Woods began playing clarinet again, in addition to the saxophone, in the late 1970s. In 1978 he helped found the annual Delaware Water Gap Celebration of the Arts. He also continued to teach workshops, although in a 1982 interview with Down Beat's Dan Morgenstern, he had harsh words for university jazz programs. "There's a certain musical need gravitating from the streets to the universities. Jazz is alive and well; why, we have jazz courses in all the schools. It's wonderful. I don't know man---maybe it is and maybe it ain't. And maybe we should examine it. There's an assumption by the jazz departments that there is a jazz business. There's Las Vegas and L.A. They graduate, go out with [trumpter] Maynard [Ferguson] for two weeks, realize it's ridiculous, then go back and teach some more cats to graduate and see how ridiculous it is." Woods told Berger that he tries to engage students in a more useful course of study. "When I go to universities, I always try to tell them the full import of what they're getting into," he said. "If you want to be a jazz musician, you have to be a cultured human being. [Saxophonist] Mr. [Benny] Carter taught me that, and so did Charlie Parker. Know something about the world, about food, wine, speak a language, go to a play, get some pastels and try to draw a stick figure. Don't just say you're 'into Trane, man.'"
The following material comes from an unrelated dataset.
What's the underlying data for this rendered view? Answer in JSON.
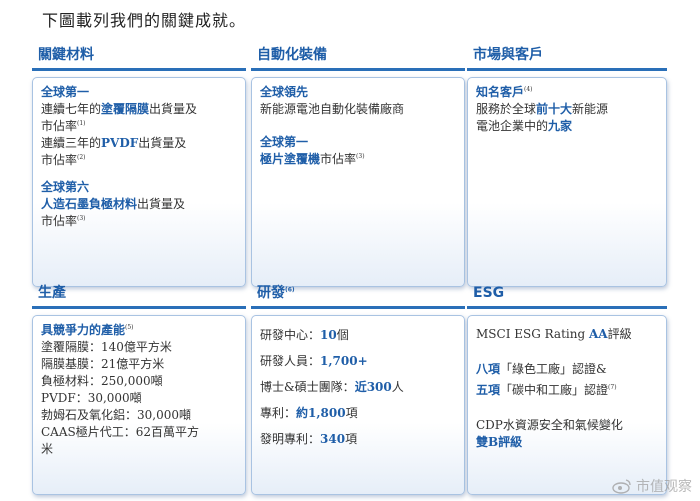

Despite health problems, Woods has continued to perform with his ensemble, and he told Berger he intends to keep going for many more years. "Benny Carter has always been my role model, and he played into his 90s," Woods observed.

by Kristin Palm

Phil Woods's Career

Member, saxophonist Charlie Barnet's dance band, early 1950s; member, ensembles of pianists George Wallington and Friedrich Gulda, and trumpeters Dizzy Gillespie and Kenny Dorham, 1955-56; bandleader, 1957--; co-leader, Phil and Quill (with saxophonist Gene Quill), 1957-58; member, arranger/composer with Quincy Jones's European touring ensemble, 1959-60; member, clarinetist, with Benny Goodman's USSR touring ensemble, 1962; studio musician, 1960s--; member, trumpeter with Clark Terry's big band, 1967; instructor, Ramblerny performing arts camp, 1964-67; founding member, European Rhythm Machine, 1968-72; leader, Phil Woods Quartet (later the Phil Woods Quintet), 1973--; performed on singer/pianist Billy Joel's hit "Just the Way You Are," 1977; founder, Delaware Water Gap Celebration of the Arts, 1978.

Phil Woods's Awards

Grammy Award, Best Instrumental Jazz Performance Group, 1977, 1982, 1983.